Middle-east Arab News Opinion | Asharq Al-awsat

Lebanon: Sectarian clashes in Tripoli continue - ASHARQ AL-AWSAT English Archive 2005 -2017
Select Page
A Sunni Muslim gunman takes his position as he fires his weapon in the Sunni Muslim Bab al-Tebbaneh neighbourhood in Tripoli, northern Lebanon March 21, 2014.  (Reuters)

A Sunni Muslim gunman takes his position as he fires his weapon in the Sunni Muslim Bab Al-Tabbaneh neighborhood in Tripoli, northern Lebanon, on March 21, 2014. (Reuters)

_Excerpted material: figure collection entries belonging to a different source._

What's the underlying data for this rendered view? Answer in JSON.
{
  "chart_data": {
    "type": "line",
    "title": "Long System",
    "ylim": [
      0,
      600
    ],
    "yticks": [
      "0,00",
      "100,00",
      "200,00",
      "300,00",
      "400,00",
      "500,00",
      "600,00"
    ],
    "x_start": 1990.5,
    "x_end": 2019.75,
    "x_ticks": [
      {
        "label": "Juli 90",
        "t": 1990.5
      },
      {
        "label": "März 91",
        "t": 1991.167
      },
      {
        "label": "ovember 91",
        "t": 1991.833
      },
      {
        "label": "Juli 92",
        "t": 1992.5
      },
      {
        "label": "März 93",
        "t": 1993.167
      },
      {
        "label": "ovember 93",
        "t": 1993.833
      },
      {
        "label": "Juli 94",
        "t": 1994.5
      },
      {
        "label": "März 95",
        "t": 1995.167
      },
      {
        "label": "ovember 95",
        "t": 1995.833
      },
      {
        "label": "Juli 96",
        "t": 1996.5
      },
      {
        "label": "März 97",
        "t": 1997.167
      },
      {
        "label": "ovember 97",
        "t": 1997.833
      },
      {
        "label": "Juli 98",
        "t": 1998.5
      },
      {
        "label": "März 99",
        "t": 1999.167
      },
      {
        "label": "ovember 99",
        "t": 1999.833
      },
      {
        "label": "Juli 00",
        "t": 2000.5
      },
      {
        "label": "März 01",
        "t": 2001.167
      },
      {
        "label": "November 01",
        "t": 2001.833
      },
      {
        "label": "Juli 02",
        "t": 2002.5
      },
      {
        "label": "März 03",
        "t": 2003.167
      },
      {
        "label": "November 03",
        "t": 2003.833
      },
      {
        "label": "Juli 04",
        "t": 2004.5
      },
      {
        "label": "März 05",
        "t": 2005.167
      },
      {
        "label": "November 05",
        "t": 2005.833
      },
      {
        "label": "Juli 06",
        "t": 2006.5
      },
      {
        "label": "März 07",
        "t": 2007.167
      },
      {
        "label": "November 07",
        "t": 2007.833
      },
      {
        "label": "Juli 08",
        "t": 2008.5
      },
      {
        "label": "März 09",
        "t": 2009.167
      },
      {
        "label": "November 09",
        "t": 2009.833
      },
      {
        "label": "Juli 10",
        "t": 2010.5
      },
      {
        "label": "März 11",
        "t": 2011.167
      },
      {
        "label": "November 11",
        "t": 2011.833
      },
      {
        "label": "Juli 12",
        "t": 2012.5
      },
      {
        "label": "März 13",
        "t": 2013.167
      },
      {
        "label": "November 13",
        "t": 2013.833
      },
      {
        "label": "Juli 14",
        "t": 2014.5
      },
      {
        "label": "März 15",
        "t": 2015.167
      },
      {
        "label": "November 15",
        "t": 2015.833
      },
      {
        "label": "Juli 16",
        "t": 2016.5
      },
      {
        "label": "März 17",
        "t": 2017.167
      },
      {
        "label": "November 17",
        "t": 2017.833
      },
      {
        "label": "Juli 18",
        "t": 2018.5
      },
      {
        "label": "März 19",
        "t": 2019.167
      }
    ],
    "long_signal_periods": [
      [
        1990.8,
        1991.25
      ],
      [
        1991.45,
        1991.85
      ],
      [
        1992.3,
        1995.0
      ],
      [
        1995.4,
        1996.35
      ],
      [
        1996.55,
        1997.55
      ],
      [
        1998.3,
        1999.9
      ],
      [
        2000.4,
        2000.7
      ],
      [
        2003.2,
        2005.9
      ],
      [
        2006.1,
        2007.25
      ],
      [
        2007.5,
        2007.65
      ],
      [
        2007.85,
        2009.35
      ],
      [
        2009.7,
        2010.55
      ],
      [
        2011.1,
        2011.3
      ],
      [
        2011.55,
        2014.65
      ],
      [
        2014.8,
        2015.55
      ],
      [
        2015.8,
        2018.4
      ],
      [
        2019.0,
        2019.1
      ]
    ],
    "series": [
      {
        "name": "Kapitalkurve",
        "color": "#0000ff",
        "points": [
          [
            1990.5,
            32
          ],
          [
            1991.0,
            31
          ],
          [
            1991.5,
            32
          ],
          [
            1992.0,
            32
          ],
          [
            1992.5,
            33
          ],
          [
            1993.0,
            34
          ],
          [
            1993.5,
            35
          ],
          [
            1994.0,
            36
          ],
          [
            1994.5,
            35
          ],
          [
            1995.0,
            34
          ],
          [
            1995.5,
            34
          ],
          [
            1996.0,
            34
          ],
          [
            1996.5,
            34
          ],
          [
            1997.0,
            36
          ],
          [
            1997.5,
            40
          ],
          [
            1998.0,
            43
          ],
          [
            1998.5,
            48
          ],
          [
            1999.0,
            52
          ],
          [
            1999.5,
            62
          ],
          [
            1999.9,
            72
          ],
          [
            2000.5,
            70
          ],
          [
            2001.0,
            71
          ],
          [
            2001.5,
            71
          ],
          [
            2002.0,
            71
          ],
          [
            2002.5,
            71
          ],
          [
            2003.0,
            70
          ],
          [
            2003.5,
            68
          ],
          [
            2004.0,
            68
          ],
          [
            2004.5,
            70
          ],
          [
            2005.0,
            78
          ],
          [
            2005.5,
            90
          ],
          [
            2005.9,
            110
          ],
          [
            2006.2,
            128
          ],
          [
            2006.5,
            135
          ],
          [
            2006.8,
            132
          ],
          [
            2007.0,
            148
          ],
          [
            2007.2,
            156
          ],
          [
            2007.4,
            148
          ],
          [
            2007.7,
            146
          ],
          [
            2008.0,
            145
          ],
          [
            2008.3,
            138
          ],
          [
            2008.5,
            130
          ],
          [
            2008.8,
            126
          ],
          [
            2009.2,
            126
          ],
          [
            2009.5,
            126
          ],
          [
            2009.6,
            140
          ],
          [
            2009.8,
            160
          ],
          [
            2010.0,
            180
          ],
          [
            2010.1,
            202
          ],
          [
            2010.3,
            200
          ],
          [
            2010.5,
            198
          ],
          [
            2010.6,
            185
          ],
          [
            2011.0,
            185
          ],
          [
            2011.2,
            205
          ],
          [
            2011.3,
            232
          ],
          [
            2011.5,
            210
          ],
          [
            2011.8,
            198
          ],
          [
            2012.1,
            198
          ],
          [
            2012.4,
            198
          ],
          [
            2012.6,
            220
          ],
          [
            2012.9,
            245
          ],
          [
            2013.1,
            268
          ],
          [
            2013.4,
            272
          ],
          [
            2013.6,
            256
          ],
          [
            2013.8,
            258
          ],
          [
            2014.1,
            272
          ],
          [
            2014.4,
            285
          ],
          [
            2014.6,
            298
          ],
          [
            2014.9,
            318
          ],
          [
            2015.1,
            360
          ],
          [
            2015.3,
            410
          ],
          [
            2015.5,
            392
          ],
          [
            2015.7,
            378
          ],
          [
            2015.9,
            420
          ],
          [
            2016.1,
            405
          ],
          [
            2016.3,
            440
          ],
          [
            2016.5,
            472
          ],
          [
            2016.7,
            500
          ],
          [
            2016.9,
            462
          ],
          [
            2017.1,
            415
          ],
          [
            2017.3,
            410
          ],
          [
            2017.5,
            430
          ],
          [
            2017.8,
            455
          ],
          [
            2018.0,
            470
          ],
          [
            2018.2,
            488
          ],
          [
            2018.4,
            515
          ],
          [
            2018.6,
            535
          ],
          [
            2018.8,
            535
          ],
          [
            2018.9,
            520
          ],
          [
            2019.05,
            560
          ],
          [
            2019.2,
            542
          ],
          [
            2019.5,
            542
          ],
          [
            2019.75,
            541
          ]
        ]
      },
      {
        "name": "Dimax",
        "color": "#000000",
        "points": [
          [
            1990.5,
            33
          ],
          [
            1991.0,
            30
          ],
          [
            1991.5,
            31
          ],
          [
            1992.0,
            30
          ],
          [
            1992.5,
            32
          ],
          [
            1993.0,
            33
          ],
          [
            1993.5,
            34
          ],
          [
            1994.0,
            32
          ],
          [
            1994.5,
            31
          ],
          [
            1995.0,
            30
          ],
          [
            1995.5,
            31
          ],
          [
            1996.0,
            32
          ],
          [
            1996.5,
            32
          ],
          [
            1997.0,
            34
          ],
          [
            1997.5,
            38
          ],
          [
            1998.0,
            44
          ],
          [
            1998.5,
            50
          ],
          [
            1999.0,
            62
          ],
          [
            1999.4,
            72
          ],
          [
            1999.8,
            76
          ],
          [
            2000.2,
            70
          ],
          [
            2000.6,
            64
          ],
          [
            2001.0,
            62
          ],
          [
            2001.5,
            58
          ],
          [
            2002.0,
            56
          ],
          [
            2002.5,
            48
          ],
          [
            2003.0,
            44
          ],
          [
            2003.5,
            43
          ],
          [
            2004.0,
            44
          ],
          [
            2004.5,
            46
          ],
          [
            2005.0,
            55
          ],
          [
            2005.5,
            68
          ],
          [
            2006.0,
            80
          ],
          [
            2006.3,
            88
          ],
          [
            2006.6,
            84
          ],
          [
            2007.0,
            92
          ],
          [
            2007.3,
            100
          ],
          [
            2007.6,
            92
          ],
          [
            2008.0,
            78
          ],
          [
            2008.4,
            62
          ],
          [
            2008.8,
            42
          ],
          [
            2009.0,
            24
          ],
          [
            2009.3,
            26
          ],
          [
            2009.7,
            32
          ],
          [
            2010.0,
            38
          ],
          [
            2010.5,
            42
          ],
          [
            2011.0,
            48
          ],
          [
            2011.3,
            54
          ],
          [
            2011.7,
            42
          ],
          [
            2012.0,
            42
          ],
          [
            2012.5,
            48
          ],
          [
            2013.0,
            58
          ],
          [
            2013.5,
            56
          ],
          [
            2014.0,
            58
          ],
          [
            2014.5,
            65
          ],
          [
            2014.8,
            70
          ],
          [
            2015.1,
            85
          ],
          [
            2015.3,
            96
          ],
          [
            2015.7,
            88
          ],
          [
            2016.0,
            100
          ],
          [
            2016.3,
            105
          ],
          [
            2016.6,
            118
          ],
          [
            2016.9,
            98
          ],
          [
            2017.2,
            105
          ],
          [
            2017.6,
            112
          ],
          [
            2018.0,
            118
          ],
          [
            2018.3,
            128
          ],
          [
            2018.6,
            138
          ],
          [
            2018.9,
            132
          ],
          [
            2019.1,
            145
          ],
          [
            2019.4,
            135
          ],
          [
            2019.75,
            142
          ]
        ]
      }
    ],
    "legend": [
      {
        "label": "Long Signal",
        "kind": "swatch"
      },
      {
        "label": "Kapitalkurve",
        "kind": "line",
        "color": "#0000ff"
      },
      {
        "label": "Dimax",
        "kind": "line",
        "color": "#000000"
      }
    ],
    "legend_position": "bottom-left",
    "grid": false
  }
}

Beirut, Asharq Al-Awsat—At least 22 people were killed and over 157 injured on Friday as clashes continued between Sunni and Shi’ite militias in the Lebanese city of Tripoli, 53 miles (85 kilometers) north of Beirut. The latest fighting represents the most recent spillover from the ongoing conflict in Syria.

With no signs of an end to the violence in sight, one of Lebanon’s poorest cities has come to a standstill, with residents remaining indoors and businesses, schools and universities shut.

Speaking to Asharq Al-Awsat, former Future Movement MP for Tripoli Mustafa Alloush said: “There are no signs of any initiative or efforts being made to stop the fighting. On the contrary, it seems pretty obvious that things are out of the control of the region’s leaders and in the hands of those sponsoring the violence by providing fighters with money and weapons.”

“Those saying decision-making is in the Lebanese politicians’ hands are delusional,” he said. Alloush also noted that although the conflict in Syria has served as a catalyst for violence across the border, the situation in Tripoli is “not solely connected with the Syrian crisis, as the violence dates back to 2008.”

Asked about the reasons behind the Tripoli clashes, Alloush pointed to “Hezbollah’s illegal weapons in Jabal Mohsen and Bab Al-Tabbaneh.”

“The Lebanese army and security forces are needed to wrest control of Jabal Mohsen and confront those inciting the violence, regardless of which side is responsible,” he told Asharq Al-Awsat.

In a statement on Friday, the Lebanese military confirmed that four soldiers were injured in Tripoli. A roadside bomb in the Al-Bahsas district was detonated near a military vehicle patrolling the area. No deaths were reported.

Tripoli’s Sunni majority, who back the Syrian rebels against President Basharq Al-Assad’s regime, and Shi’ite minority, who are mainly supportive of Assad, have been locked in a bitter sectarian conflict since the Syrian crisis erupted.

With the increased involvement of Lebanon’s Shi’ite Hezbollah in the Syrian war, Tripoli has seen an upsurge in sectarian violence since 2012.